Multifamily Construction Cost

6 Replies

I know that it is always best to get a contractor to tour the units, but are there any "rule of thumbs" anyone uses for upgrading units?  Here are some examples.  I know I'm asking for ball park numbers but any info would help.  If it counts for anything, I'm located in San Diego just in case construction costs vary. Also some recommendations of some good and price friendly contractors in San Diego would always be good.  Thank you in advance!

1. Cost of laying new flooring per SF (vinyl wood plank or carpet)

2. New counter tops (granite or linoleum)

3. Paint

4. Price to turnover a unit

You can just go into a Box store like Home Depot and go o each dept.  Like the flooring dept and get all your answers there amd'or the counter top dept and the Paint Department

When factoring costs, you must consider Location, Scope, Quality, Time Frame. As well as Contractor Interest, Skill and Availability.

I've heard it said "Quality-Time-Price.... pick two." Hard to get high quality, done quickly, for a low price, which is perhaps the unrealistic expectation of most people.

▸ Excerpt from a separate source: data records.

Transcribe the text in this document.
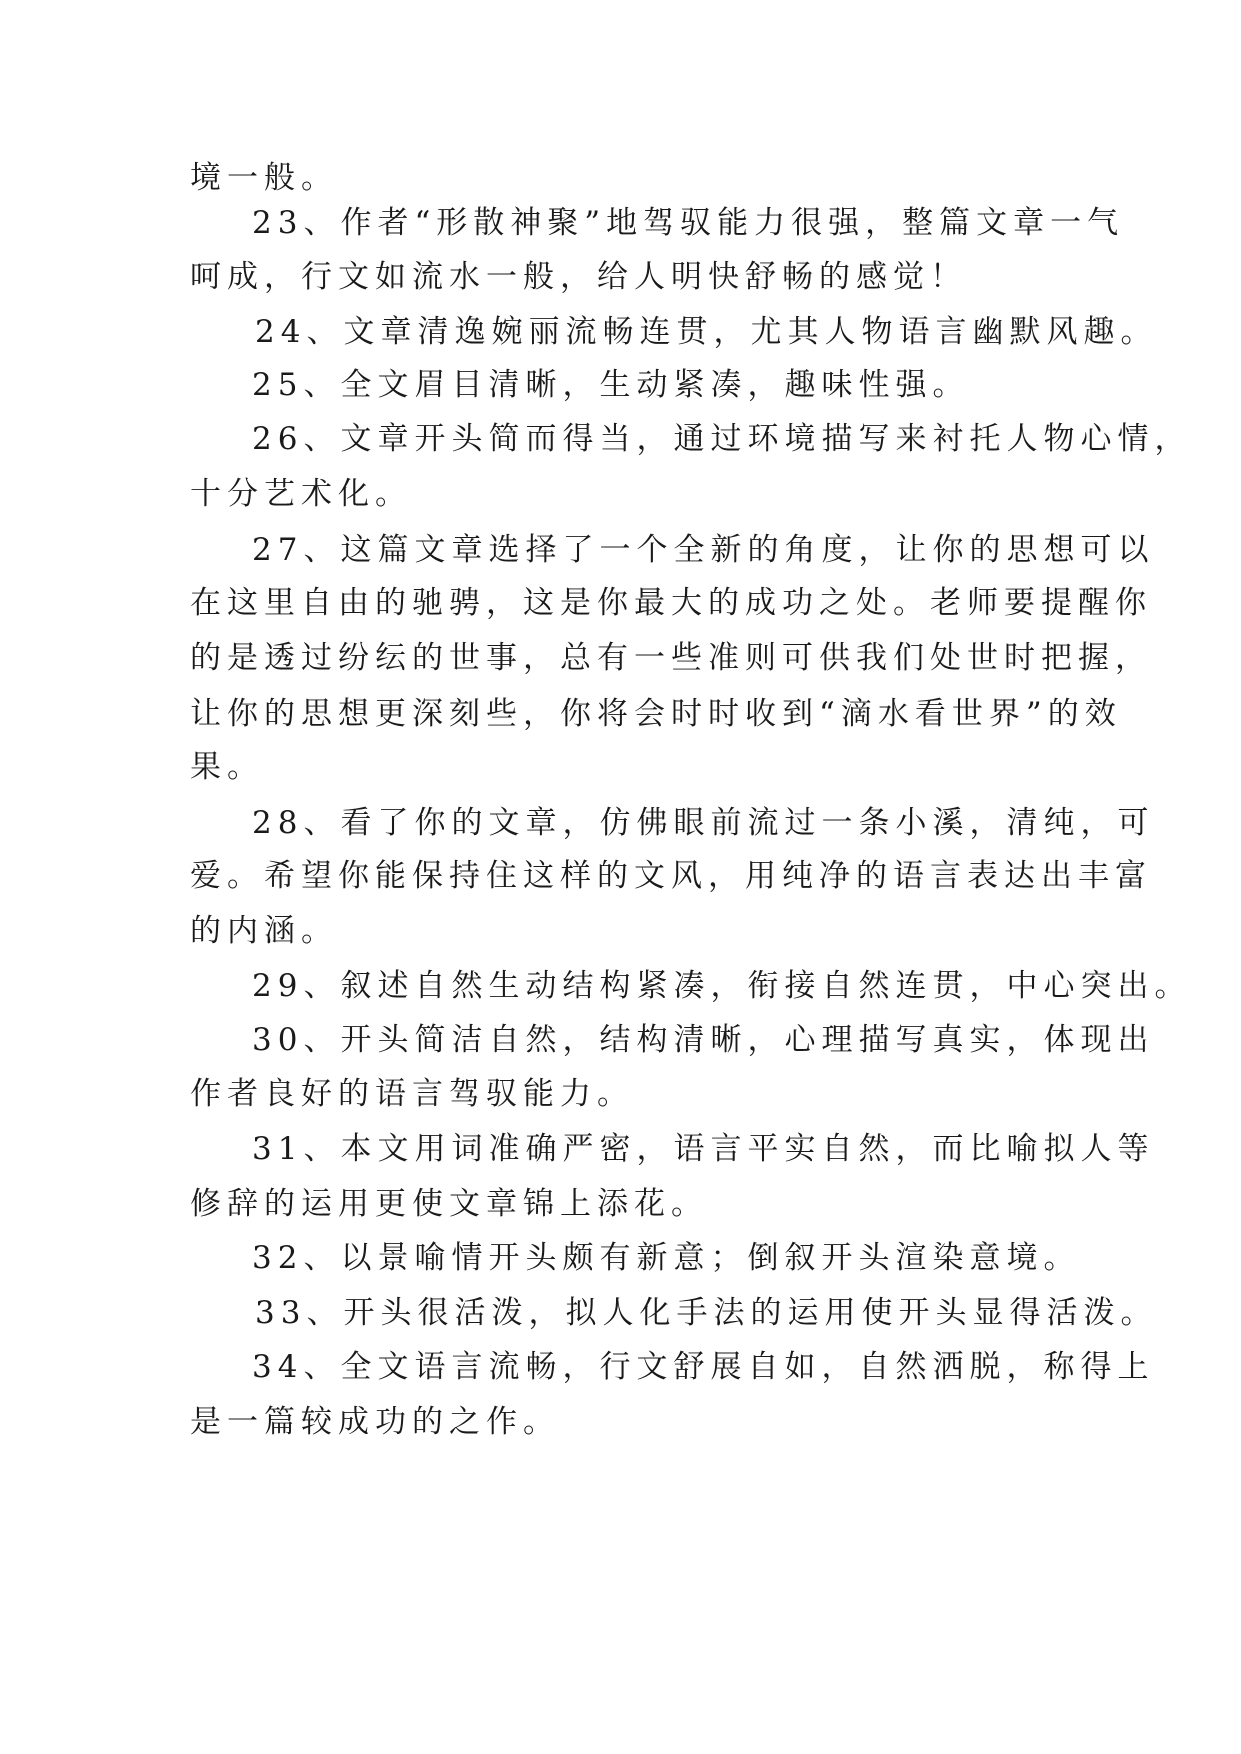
境一般。
23、作者“形散神聚”地驾驭能力很强，整篇文章一气
呵成，行文如流水一般，给人明快舒畅的感觉！
24、文章清逸婉丽流畅连贯，尤其人物语言幽默风趣。
25、全文眉目清晰，生动紧凑，趣味性强。
26、文章开头简而得当，通过环境描写来衬托人物心情，
十分艺术化。
27、这篇文章选择了一个全新的角度，让你的思想可以
在这里自由的驰骋，这是你最大的成功之处。老师要提醒你
的是透过纷纭的世事，总有一些准则可供我们处世时把握，
让你的思想更深刻些，你将会时时收到“滴水看世界”的效
果。
28、看了你的文章，仿佛眼前流过一条小溪，清纯，可
爱。希望你能保持住这样的文风，用纯净的语言表达出丰富
的内涵。
29、叙述自然生动结构紧凑，衔接自然连贯，中心突出。
30、开头简洁自然，结构清晰，心理描写真实，体现出
作者良好的语言驾驭能力。
31、本文用词准确严密，语言平实自然，而比喻拟人等
修辞的运用更使文章锦上添花。
32、以景喻情开头颇有新意；倒叙开头渲染意境。
33、开头很活泼，拟人化手法的运用使开头显得活泼。
34、全文语言流畅，行文舒展自如，自然洒脱，称得上
是一篇较成功的之作。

For some good information about rehab costs... Check out @J Scott 's Rehab Analysis Spreadsheet available under the BP File Place.

Marcia Maynard, Fischer Properties | Podcast Guest on Show #83

I"m interested in this spreadsheet...where is the BP file place?

Originally posted by @Jordan Concepcion :

I know that it is always best to get a contractor to tour the units, but are there any "rule of thumbs" anyone uses for upgrading units?  Here are some examples.  I know I'm asking for ball park numbers but any info would help.  If it counts for anything, I'm located in San Diego just in case construction costs vary. Also some recommendations of some good and price friendly contractors in San Diego would always be good.  Thank you in advance!

1. Cost of laying new flooring per SF (vinyl wood plank or carpet)

2. New counter tops (granite or linoleum)

3. Paint

4. Price to turnover a unit

 The upper price of J Scott's book seems pretty fair to me, a little bit low on what I charge, but I only schedule investors to fill up the gap between commercial/government contracts, not that I won't finish on time and on budget nor will not finish the job once started. To answer your question, carpet is usually $2-3/sf, countertop is around 500-800/slab, paint is around 2-3/sf given low litigation/repair work. price to turn over, I don't get what this exactly means.

@Jordan Concepcion Hais painting in San Diego came in at and exterior paint of $2.25 sq/ft google for contact info. He is fast and does not skimp on prep work. Paint is all in the prep. He is hard to understand.